Ask any good attorney a question, and you will probably be given the following response: “It depends.”  The answer usually serves as a preface to a more thorough discussion about the specific facts of your case, what the issues are, and a general risk assessment based on the legal grounds you are traversing.  This blog focuses on the latter point concerning risk assessment, specifically with respect to appealing your case to the Court of Appeals.  More specifically, you need to understand that the Court of Appeals will have different “standards of review” that they use to review your case—and depending on the applicable standard of review, you may have a better chance of succeeding on appeal.

Here is an example using what is known as the “abuse of discretion” standard of review.  Under this standard, the Court of Appeals will review the issue to see if the trial judge’s decision was “manifestly unreasonable or exercised on untenable grounds or for untenable reasons,” such that “[i]t is one that no reasonable person would have made.”[1]  Imagine your divorce case goes to trial, and the trial judge divides your property in a way that you feel is inequitable to you.  Put differently, you think the judge made a mistake and want to appeal the property division.  It is important to know that the Court of Appeals will use the abuse of discretion standard to determine whether the trial judge erred in dividing the property.  Knowing this information apprises the appealing party of their risk—here, in this property division example, there is considerable risk because the Court of Appeals will be afford “wide latitude” to the trial judge’s decision under the abuse of discretion standard of review.[2]

Now flip that example on its head and imagine you are the other party, satisfied with the trial court’s ruling on property division.  You do not want an appeal and just want the case to be over; but the losing party appealed nonetheless.  Fortunately for you, as the non-appealing party, the abuse of discretion standard works in your favor because all you need to do is show that the judge did not rule on untenable, manifestly unreasonable grounds.  You will naturally want to emphasize this standard in making your argument to the Court of Appeals, knowing that “[t]rial court decisions in a dissolution action will seldom be changed upon appeal.”[3]

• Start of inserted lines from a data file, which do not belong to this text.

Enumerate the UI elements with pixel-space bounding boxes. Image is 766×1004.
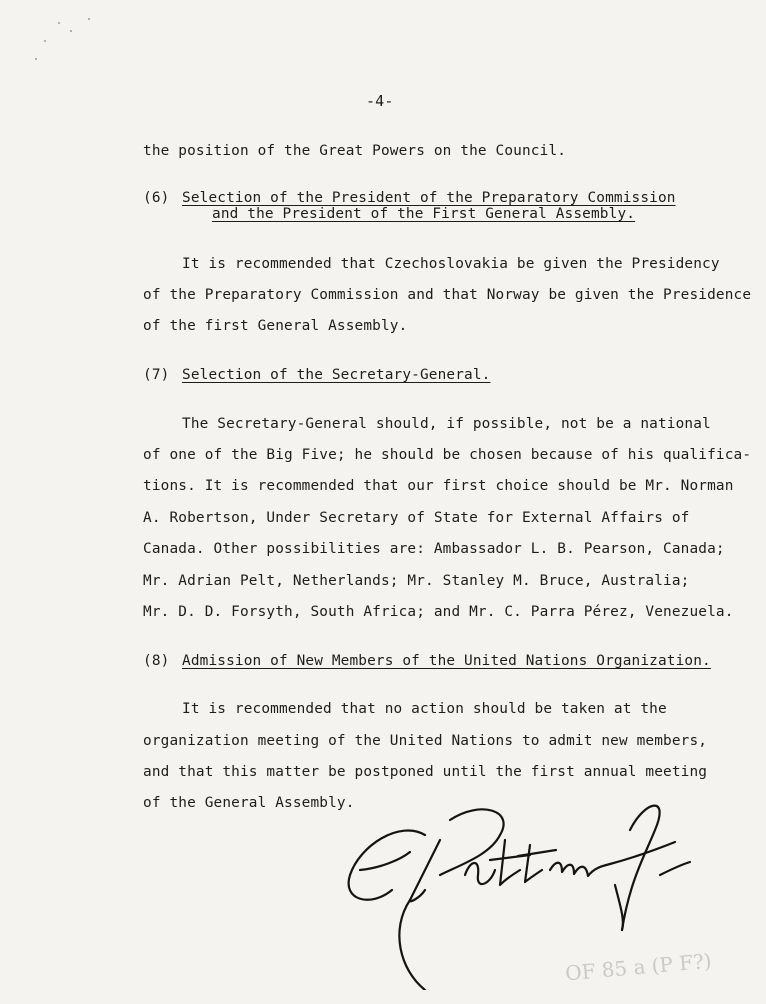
paper-speck <box>88 18 90 20</box>
paper-speck <box>58 22 60 24</box>
section-heading: Selection of the Secretary-General. <box>182 367 491 383</box>
text-line: Mr. D. D. Forsyth, South Africa; and Mr. C. Parra Pérez, Venezuela. <box>143 604 734 620</box>
text-line: tions. It is recommended that our first choice should be Mr. Norman <box>143 478 734 494</box>
text-line: Mr. Adrian Pelt, Netherlands; Mr. Stanley M. Bruce, Australia; <box>143 573 690 589</box>
page-number: -4- <box>366 92 394 110</box>
paper-speck <box>35 58 37 60</box>
text-line: Canada. Other possibilities are: Ambassador L. B. Pearson, Canada; <box>143 541 725 557</box>
text-line: of the first General Assembly. <box>143 318 408 334</box>
text-line: of one of the Big Five; he should be chosen because of his qualifica- <box>143 447 752 463</box>
section-heading: Admission of New Members of the United Nations Organization. <box>182 653 711 669</box>
handwritten-note: OF 85 a (P F?) <box>564 948 713 986</box>
text-line: organization meeting of the United Nations to admit new members, <box>143 733 708 749</box>
text-line: A. Robertson, Under Secretary of State for External Affairs of <box>143 510 690 526</box>
text-line: It is recommended that Czechoslovakia be given the Presidency <box>182 256 720 272</box>
section-number: (6) <box>143 190 170 206</box>
section-heading: and the President of the First General Assembly. <box>212 206 636 222</box>
section-heading: Selection of the President of the Preparatory Commission <box>182 190 676 206</box>
section-number: (8) <box>143 653 170 669</box>
text-line: of the Preparatory Commission and that Norway be given the Presidence <box>143 287 752 303</box>
text-line: and that this matter be postponed until the first annual meeting <box>143 764 708 780</box>
text-line: the position of the Great Powers on the Council. <box>143 143 567 159</box>
paper-speck <box>44 40 46 42</box>
text-line: of the General Assembly. <box>143 795 355 811</box>
section-number: (7) <box>143 367 170 383</box>
text-line: The Secretary-General should, if possible, not be a national <box>182 416 711 432</box>
paper-speck <box>70 30 72 32</box>
text-line: It is recommended that no action should be taken at the <box>182 701 667 717</box>
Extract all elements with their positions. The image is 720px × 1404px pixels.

Another common standard of review used by appellate courts is “de novo” review. “De novo” is a Latin phrase which literally translates to “from the beginning.”  De novo review is the opposite of the abuse of discretion standard.  The de novo standard means that the Court of Appeals will review the issue “(a)new; afresh” without any deference to the trial judge’s decision.[4]  Unlike the previous example where the appealing party had a high hurdle to clear under the abuse of discretion standard, the de novo standard places the appealing party on even footing with the non-appealing party.  One example of de novo review being applied to a family law appeal is where the Court of Appeals is reviewing a clarification of a dissolution decree.[5]

So far I have discussed two standards of review and how they relate to property division appeals and clarification of a divorce decree.  However, there are plenty of other family law issuesthat can be appealed—e.g., child support modification, contempt, relocation with children, parenting plan, etc.—and you should be aware of what standard of review the Court of Appeals will employ when you bring your appeal.

If you are considering an appeal, or if the other party has appealed your case, and you need appellate counsel, consider discussing the case with a family law attorney at Lasher Holzapfel Sperry & Ebberson for guidance on what to expect and how best to go about the appellate process.  Attorneys with appellate experience can help guide you through case law to better your chances of success.

For background on differences in trial level legal work versus appellate work, please see my previous blog on the subject here.

[1] In re Marriage of Tower, 780 P.2d 863, 865 (Div. I, Wash. Ct. App. 1989).

[2] Rogstad v. Rogstad, 446 P.2d 340, 341 (Wash. 1968).

[3] In re Marriage of Landry, 699 P.2d 214, 215 (Wash. 1985) (en banc).

[4] State, Dept. of Motor Vehicles v. Andersen, 525 P.2d 739, 742 (Wash. 1974) (en banc).

[5] In re Marriage of Michael, 188 P.3d 529, 531 (Div. II, Wash. Ct. App. 2008).